I would avoid the Queens Blvd subway because it is either really overcrowded, or takes forever even for the express train, not to mention you get seats and luggage racks on the railroad.


----------



## nti1094 (Feb 15, 2017)

Oh and download the MTA official LIRR app for your phone because you can buy and display your ticket right on your phone. Also it gives real-time arrival feeds.


----------



## v v (Feb 17, 2017)

PVD, checked for games for the end of March, there's one on the 29th and one on the 31st, we are there on the 30th !

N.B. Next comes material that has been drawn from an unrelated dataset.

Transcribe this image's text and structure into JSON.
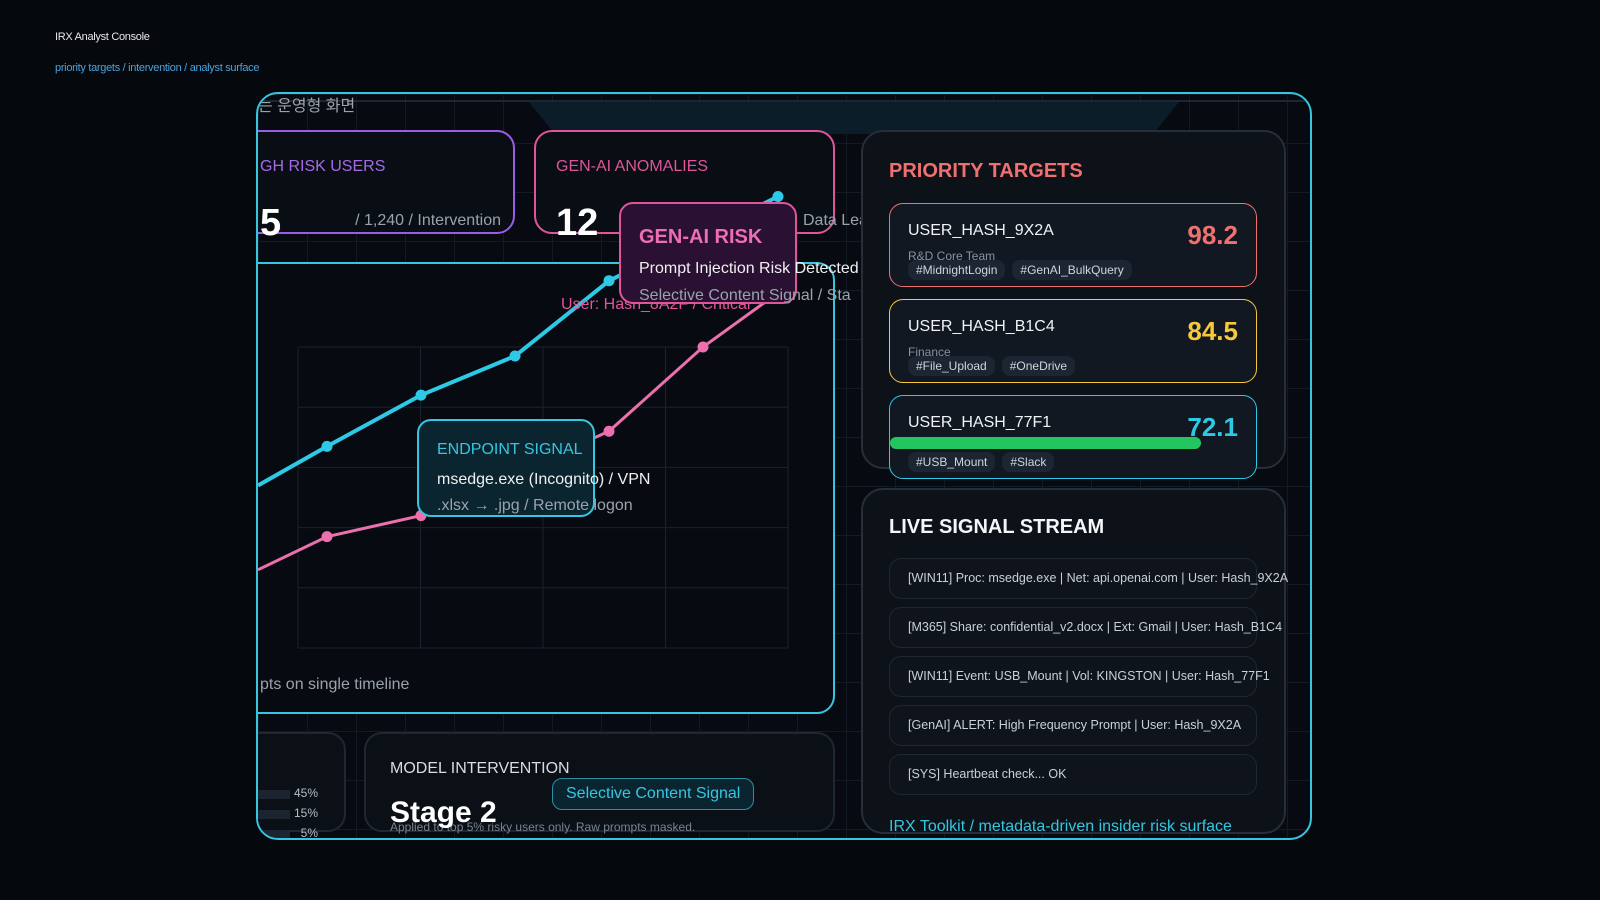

On arriving at NYP we'll leave our checked bags at the station, check in another one and take a 2 or 3 hours stroll around Manhattan during the afternoon. Eat close to the station in the early evening waiting for the 8pm deadline to get on the LIRR. Hope to manage to buy a combined LIRR and AirTrain ticket from a green machine or window, thanks for all the help.


----------



## doodaa (Feb 17, 2017)

Hi

Im from the UK, usually visit the US every 2 years or so, I always flight into JFK, and get the air train and LIRR to Penn Station and stay in a hotel around there The New Yorker Last time, I'm usually getting Amtrak in the next day or so, and the same on return, Amtrak in to New York, and then LIRR and Air train to JFK.
On return Ive usually got 2 cases to deal with only had trouble at Penn Station once where the lifts and escalators were both broken to the platform I wanted. At Jamaca the lifts are at the far end of the platforms, so aim for the front of the train, once up its all level until your JFK terminal.

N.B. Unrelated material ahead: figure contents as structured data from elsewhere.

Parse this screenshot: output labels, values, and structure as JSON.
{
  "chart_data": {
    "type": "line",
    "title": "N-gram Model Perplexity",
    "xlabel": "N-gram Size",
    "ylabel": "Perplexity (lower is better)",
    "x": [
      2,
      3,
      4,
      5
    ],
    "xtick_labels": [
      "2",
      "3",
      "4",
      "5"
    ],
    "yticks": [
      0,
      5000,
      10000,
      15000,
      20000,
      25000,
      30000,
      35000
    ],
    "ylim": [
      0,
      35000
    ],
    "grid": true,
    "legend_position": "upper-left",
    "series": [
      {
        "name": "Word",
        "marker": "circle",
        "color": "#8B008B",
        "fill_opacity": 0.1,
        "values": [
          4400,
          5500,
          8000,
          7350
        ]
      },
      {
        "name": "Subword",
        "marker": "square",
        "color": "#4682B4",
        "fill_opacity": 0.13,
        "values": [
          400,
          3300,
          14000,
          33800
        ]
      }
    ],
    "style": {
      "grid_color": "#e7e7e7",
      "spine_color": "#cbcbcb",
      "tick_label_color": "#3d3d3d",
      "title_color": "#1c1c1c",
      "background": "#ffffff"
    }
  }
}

As for food around Penn station Ive eaten at Track raw bar in the station it self on the lower level near the LIRR tickets, The Tick tock dinner, which is part of the New Yorker Hotel on the corner of W34th and 8th, and the Skylight Dinner another block down W34th

Steve


----------



## tp49 (Feb 18, 2017)

doodaa said:


> At Jamaca the lifts are at the far end of the platforms, so aim for the front of the train, once up its all level until your JFK terminal.

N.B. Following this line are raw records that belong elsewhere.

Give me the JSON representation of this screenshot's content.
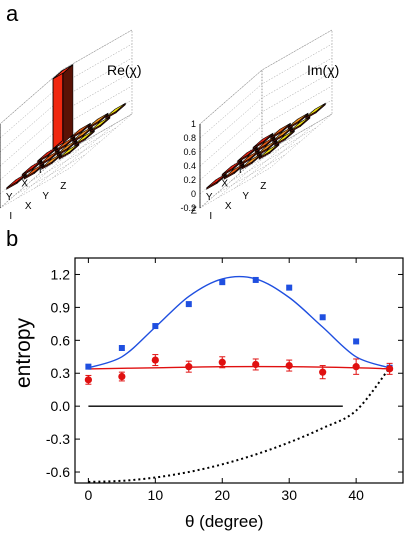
{
  "panel_labels": {
    "a": "a",
    "b": "b"
  },
  "bar3d": {
    "re_title": "Re(χ)",
    "im_title": "Im(χ)",
    "z_ticks": [
      "1",
      "0.8",
      "0.6",
      "0.4",
      "0.2",
      "0",
      "-0.2"
    ],
    "axis_labels": [
      "I",
      "X",
      "Y",
      "Z"
    ]
  },
  "chart_data": [
    {
      "type": "bar3d",
      "title": "Re(χ)",
      "rows": [
        "I",
        "X",
        "Y",
        "Z"
      ],
      "cols": [
        "I",
        "X",
        "Y",
        "Z"
      ],
      "zlim": [
        -0.2,
        1.0
      ],
      "values": [
        [
          1.0,
          0.0,
          0.0,
          0.0
        ],
        [
          0.0,
          0.0,
          0.0,
          0.0
        ],
        [
          0.0,
          0.0,
          0.0,
          0.0
        ],
        [
          0.0,
          0.0,
          0.0,
          0.0
        ]
      ]
    },
    {
      "type": "bar3d",
      "title": "Im(χ)",
      "rows": [
        "I",
        "X",
        "Y",
        "Z"
      ],
      "cols": [
        "I",
        "X",
        "Y",
        "Z"
      ],
      "zlim": [
        -0.2,
        1.0
      ],
      "values": [
        [
          0.0,
          0.0,
          0.0,
          0.0
        ],
        [
          0.0,
          0.0,
          0.0,
          0.0
        ],
        [
          0.0,
          0.0,
          0.0,
          0.0
        ],
        [
          0.0,
          0.0,
          0.0,
          0.0
        ]
      ]
    },
    {
      "type": "scatter",
      "xlabel": "θ (degree)",
      "ylabel": "entropy",
      "xlim": [
        -2,
        47
      ],
      "ylim": [
        -0.7,
        1.35
      ],
      "x_ticks": [
        0,
        10,
        20,
        30,
        40
      ],
      "y_ticks": [
        -0.6,
        -0.3,
        0.0,
        0.3,
        0.6,
        0.9,
        1.2
      ],
      "y_tick_labels": [
        "-0.6",
        "-0.3",
        "0.0",
        "0.3",
        "0.6",
        "0.9",
        "1.2"
      ],
      "colors": {
        "blue": "#1f4fe0",
        "red": "#e01010",
        "black": "#000000"
      },
      "series": [
        {
          "marker": "square",
          "color": "#1f4fe0",
          "x": [
            0,
            5,
            10,
            15,
            20,
            25,
            30,
            35,
            40,
            45
          ],
          "y": [
            0.36,
            0.53,
            0.73,
            0.93,
            1.13,
            1.15,
            1.08,
            0.81,
            0.59,
            0.35
          ]
        },
        {
          "marker": "circle",
          "color": "#e01010",
          "x": [
            0,
            5,
            10,
            15,
            20,
            25,
            30,
            35,
            40,
            45
          ],
          "y": [
            0.24,
            0.27,
            0.42,
            0.36,
            0.4,
            0.38,
            0.37,
            0.31,
            0.36,
            0.34
          ],
          "yerr": [
            0.04,
            0.04,
            0.05,
            0.05,
            0.05,
            0.05,
            0.05,
            0.06,
            0.07,
            0.05
          ]
        },
        {
          "line": "solid",
          "color": "#1f4fe0",
          "x": [
            0,
            5,
            10,
            15,
            20,
            25,
            30,
            35,
            40,
            45
          ],
          "y": [
            0.35,
            0.45,
            0.72,
            1.0,
            1.16,
            1.16,
            0.99,
            0.72,
            0.45,
            0.35
          ]
        },
        {
          "line": "solid",
          "color": "#e01010",
          "x": [
            0,
            10,
            20,
            30,
            40,
            45
          ],
          "y": [
            0.34,
            0.35,
            0.36,
            0.36,
            0.35,
            0.34
          ]
        },
        {
          "line": "solid",
          "color": "#000000",
          "x": [
            0,
            38
          ],
          "y": [
            0.0,
            0.0
          ]
        },
        {
          "line": "dotted",
          "color": "#000000",
          "x": [
            0,
            5,
            10,
            15,
            20,
            25,
            30,
            35,
            40,
            45
          ],
          "y": [
            -0.69,
            -0.68,
            -0.65,
            -0.6,
            -0.53,
            -0.44,
            -0.33,
            -0.2,
            -0.04,
            0.35
          ]
        }
      ]
    }
  ]
}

This is a great point and apologies to the OP for me not thinking of it. The access to the Airtrain is at the east end of Jamaica station. Now for the unindoctrinated the "front" of an eastbound LIRR train is always at the 7th Avenue end of Penn Station (the area where all the manned LIRR ticket windows and the 1,2,3 Subway are) with the rear at the 8th Avenue (A, C, E Subway) end.


----------